Reputation: 1240
I have this class to start up the spring-cloud config server. It is a spring-boot application.
@SpringBootApplication
@EnableConfigServer
@EnableDiscoveryClient
public class ConfigServerApplication {
public static void main( String[] args ) {
SpringApplication.run( ConfigServerApplication.class, args );
}
}
The application runs fine and all my unit tests are fine. However, in our bamboo pipeline, it will initial a sonar process to analyze the code. We keep getting these minor warnings indicating the following:
Utility classes should not have a public constructor
I know that this is a minor issue, but I have been tasked with removing these from our code.
Ideally, you would mark the class final and provide a private constructor, or so all searches provide as a solution. However, a Spring Configuration class cannot be made final and cannot have a private constructor.
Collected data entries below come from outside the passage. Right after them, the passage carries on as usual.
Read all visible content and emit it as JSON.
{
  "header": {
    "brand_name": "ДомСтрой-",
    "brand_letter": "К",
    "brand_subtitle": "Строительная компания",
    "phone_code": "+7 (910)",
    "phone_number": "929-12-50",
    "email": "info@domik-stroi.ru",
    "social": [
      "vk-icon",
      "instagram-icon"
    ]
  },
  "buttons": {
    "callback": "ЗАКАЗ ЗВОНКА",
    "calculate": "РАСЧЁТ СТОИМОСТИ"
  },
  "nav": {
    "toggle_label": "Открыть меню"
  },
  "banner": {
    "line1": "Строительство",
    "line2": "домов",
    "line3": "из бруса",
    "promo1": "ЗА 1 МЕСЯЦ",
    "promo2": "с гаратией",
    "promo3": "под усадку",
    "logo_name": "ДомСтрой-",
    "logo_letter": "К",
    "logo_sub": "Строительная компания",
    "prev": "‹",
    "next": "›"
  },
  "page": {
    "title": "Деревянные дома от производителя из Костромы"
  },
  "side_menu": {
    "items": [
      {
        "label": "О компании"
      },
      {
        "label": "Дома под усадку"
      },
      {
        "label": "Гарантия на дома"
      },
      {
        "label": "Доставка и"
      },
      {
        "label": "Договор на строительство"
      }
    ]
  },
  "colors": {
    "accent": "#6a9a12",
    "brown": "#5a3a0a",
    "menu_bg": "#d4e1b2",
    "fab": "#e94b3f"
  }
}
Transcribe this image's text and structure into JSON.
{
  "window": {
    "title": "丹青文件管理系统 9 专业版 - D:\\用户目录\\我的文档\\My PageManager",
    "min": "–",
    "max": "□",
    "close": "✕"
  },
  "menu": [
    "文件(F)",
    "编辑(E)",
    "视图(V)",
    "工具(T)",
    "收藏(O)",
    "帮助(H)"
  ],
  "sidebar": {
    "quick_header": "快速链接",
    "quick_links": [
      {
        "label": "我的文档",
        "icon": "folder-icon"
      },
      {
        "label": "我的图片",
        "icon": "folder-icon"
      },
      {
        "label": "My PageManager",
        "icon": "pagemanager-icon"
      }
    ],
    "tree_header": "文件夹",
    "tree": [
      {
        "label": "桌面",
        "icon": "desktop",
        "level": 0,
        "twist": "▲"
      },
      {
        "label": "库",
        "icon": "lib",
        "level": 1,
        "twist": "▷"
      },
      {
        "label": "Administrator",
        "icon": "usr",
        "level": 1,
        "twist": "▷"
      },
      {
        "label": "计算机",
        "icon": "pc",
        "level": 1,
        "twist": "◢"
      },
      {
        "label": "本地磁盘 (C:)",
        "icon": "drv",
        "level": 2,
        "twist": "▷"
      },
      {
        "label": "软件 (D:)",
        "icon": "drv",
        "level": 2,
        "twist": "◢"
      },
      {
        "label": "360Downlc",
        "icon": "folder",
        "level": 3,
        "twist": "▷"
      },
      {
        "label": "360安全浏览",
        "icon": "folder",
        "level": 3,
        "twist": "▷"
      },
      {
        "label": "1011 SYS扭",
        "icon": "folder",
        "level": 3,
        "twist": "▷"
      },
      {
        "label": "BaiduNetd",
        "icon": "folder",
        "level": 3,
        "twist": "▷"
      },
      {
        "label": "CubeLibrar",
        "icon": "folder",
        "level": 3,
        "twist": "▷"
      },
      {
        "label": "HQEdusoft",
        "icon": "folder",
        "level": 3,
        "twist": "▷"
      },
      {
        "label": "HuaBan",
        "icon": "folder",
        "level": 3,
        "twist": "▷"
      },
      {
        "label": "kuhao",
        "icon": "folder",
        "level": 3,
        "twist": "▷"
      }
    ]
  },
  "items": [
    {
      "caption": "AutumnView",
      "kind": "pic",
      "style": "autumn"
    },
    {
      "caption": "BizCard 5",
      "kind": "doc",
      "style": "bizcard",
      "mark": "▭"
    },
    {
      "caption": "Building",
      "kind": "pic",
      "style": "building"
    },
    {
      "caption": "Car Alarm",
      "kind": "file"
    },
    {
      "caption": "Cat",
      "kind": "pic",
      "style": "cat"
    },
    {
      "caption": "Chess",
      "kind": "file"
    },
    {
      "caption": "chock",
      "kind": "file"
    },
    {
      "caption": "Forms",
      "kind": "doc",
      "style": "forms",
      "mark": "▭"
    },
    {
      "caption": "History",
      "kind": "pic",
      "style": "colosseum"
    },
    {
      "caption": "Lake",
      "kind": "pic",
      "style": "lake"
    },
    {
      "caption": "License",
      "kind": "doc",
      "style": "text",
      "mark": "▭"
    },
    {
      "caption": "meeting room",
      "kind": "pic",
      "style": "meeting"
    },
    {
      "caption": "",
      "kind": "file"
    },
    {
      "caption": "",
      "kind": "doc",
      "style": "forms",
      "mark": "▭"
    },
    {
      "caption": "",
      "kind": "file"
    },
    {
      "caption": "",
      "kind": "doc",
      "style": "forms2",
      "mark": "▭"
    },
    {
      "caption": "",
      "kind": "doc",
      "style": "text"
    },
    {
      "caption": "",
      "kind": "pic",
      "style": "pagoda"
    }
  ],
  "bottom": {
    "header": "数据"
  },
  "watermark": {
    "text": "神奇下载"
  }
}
Any ideas how to resolve this?
Upvotes: 8
Views: 8113
Reputation: 1593
It's easy to test:
@RunWith(SpringRunner.class)
@SpringBootTest
public class YourApplicationTest {
@Test
public void shouldLoadApplicationContext() {
}
@Test
public void applicationTest() {
YourApplication.main(new String[] {});
}
}
Now Sonar is saying, this is tested!
(Kudos goes out to: Robert @ https://stackoverflow.com/a/41775613/863403)
Upvotes: -1
Reputation: 14651
Adjusting your sonar settings would be a nicer approach of course, but if you want to please the machine spirits, you can simply add a non-static dummy function to your class, making it "non-utility" in the eyes of the Sonar checker.
Upvotes: 0
Reputation: 25157
I'm afraid this isn't a problem spring-boot or spring-cloud can solve. You need to add exceptions to your sonar configuration.